Kylie’s parents take me bush bashing – in the buggie we drive through the mulga towards water-holes they’ve only seen from the air. Pelicans and galahs take to the air as we arrive. They are delighted to find their prize Hereford bull with a harem of cows. In the last roundup he’d been missing and they were worried he’d died. I pull my shirt off to enjoy the sun. “Put it back on” they tell me. “It’ll fry you.” I don’t argue. They have one big round-up a year and truck the stock out for sale. “A good sale means we can sink another bore.” “And a bad one?” “We pull our horns in.” On the way back they point out some holes in the dry river-bed where they have dug temporary watering holes. They identify the best places to dig by kangaroo scratch marks.
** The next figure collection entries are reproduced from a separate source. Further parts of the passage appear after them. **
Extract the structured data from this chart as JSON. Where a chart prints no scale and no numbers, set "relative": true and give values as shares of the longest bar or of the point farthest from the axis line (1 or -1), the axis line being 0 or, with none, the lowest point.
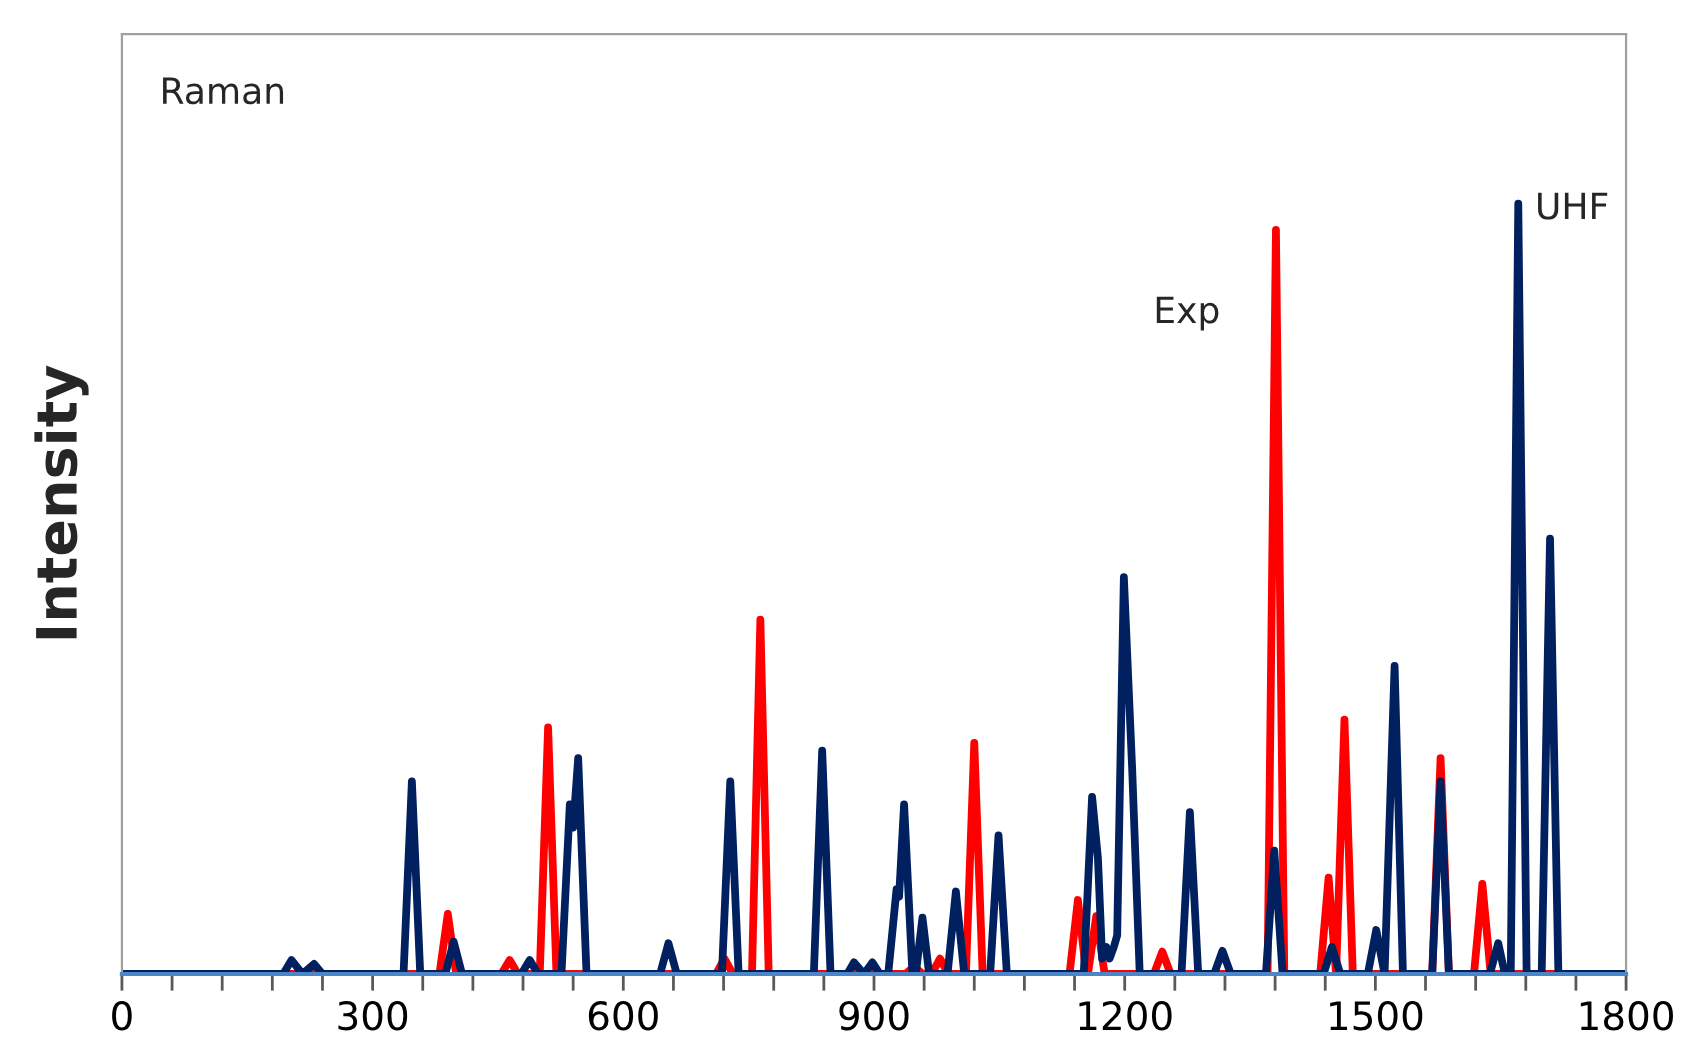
{
  "chart_data": {
    "type": "line",
    "ylabel": "Intensity",
    "annotations": [
      "Raman"
    ],
    "relative": true,
    "xlim": [
      0,
      1800
    ],
    "xticks": [
      0,
      {
        "value": 60,
        "label": null
      },
      {
        "value": 120,
        "label": null
      },
      {
        "value": 180,
        "label": null
      },
      {
        "value": 240,
        "label": null
      },
      300,
      {
        "value": 360,
        "label": null
      },
      {
        "value": 420,
        "label": null
      },
      {
        "value": 480,
        "label": null
      },
      {
        "value": 540,
        "label": null
      },
      600,
      {
        "value": 660,
        "label": null
      },
      {
        "value": 720,
        "label": null
      },
      {
        "value": 780,
        "label": null
      },
      {
        "value": 840,
        "label": null
      },
      900,
      {
        "value": 960,
        "label": null
      },
      {
        "value": 1020,
        "label": null
      },
      {
        "value": 1080,
        "label": null
      },
      {
        "value": 1140,
        "label": null
      },
      1200,
      {
        "value": 1260,
        "label": null
      },
      {
        "value": 1320,
        "label": null
      },
      {
        "value": 1380,
        "label": null
      },
      {
        "value": 1440,
        "label": null
      },
      1500,
      {
        "value": 1560,
        "label": null
      },
      {
        "value": 1620,
        "label": null
      },
      {
        "value": 1680,
        "label": null
      },
      {
        "value": 1740,
        "label": null
      },
      1800
    ],
    "grid": false,
    "legend": false,
    "marker": "none",
    "line_style": "solid",
    "series": [
      {
        "name": "Exp",
        "color": "#ff0000",
        "x": [
          0,
          380,
          390,
          400,
          454,
          464,
          474,
          500,
          510,
          520,
          711,
          721,
          731,
          754,
          764,
          774,
          938,
          948,
          958,
          969,
          979,
          989,
          1010,
          1020,
          1030,
          1134,
          1144,
          1154,
          1156,
          1166,
          1176,
          1235,
          1245,
          1255,
          1371,
          1381,
          1391,
          1434,
          1444,
          1453,
          1463,
          1473,
          1568,
          1578,
          1588,
          1618,
          1628,
          1638,
          1800
        ],
        "values": [
          0,
          0,
          0.078,
          0,
          0,
          0.018,
          0,
          0,
          0.32,
          0,
          0,
          0.02,
          0,
          0,
          0.46,
          0,
          0,
          0.01,
          0,
          0,
          0.02,
          0,
          0,
          0.3,
          0,
          0,
          0.096,
          0,
          0,
          0.075,
          0,
          0,
          0.029,
          0,
          0,
          0.966,
          0,
          0,
          0.125,
          0,
          0.33,
          0,
          0,
          0.28,
          0,
          0,
          0.117,
          0,
          0
        ]
      },
      {
        "name": "UHF",
        "color": "#002060",
        "x": [
          0,
          193,
          203,
          216,
          230,
          240,
          337,
          347,
          357,
          387,
          397,
          407,
          478,
          488,
          498,
          526,
          536,
          540,
          546,
          556,
          644,
          654,
          664,
          718,
          728,
          738,
          828,
          838,
          848,
          868,
          876,
          888,
          898,
          907,
          917,
          927,
          930,
          936,
          946,
          950,
          958,
          966,
          988,
          998,
          1008,
          1039,
          1049,
          1059,
          1151,
          1161,
          1168,
          1173,
          1178,
          1182,
          1187,
          1191,
          1199,
          1209,
          1218,
          1268,
          1278,
          1288,
          1307,
          1317,
          1327,
          1369,
          1379,
          1389,
          1438,
          1448,
          1458,
          1491,
          1501,
          1511,
          1523,
          1533,
          1568,
          1578,
          1588,
          1637,
          1647,
          1655,
          1662,
          1671,
          1681,
          1699,
          1709,
          1719,
          1800
        ],
        "values": [
          0,
          0,
          0.018,
          0,
          0.013,
          0,
          0,
          0.25,
          0,
          0,
          0.042,
          0,
          0,
          0.018,
          0,
          0,
          0.22,
          0.19,
          0.28,
          0,
          0,
          0.04,
          0,
          0,
          0.25,
          0,
          0,
          0.29,
          0,
          0,
          0.015,
          0,
          0.015,
          0,
          0,
          0.11,
          0.1,
          0.22,
          0,
          0,
          0.073,
          0,
          0,
          0.107,
          0,
          0,
          0.18,
          0,
          0,
          0.23,
          0.15,
          0.02,
          0.035,
          0.02,
          0.035,
          0.05,
          0.515,
          0.265,
          0,
          0,
          0.21,
          0,
          0,
          0.03,
          0,
          0,
          0.16,
          0,
          0,
          0.035,
          0,
          0,
          0.057,
          0,
          0.4,
          0,
          0,
          0.25,
          0,
          0,
          0.04,
          0,
          0,
          1,
          0,
          0,
          0.565,
          0,
          0
        ]
      }
    ]
  }
}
During my last evening, Kylie taking the meat out to the freezer almost steps on a brown snake. If it had bitten there was no way the Flying Doctor could land at night. She would not have survived. I’m more concerned than they are. “We live with this.” Kylie says “I wouldn’t like to be anywhere else.” At night, under bright stars, I hear the heifer calf savaged by dingos cropping the lawn. Miles to the west there was a flash of lightning. In time the rumble of distant thunder arrived. Could the much-needed change in the weather be coming. I sensed Kylie, her parents, the animals, the bush all willing it to rain. No, it was a dry blow.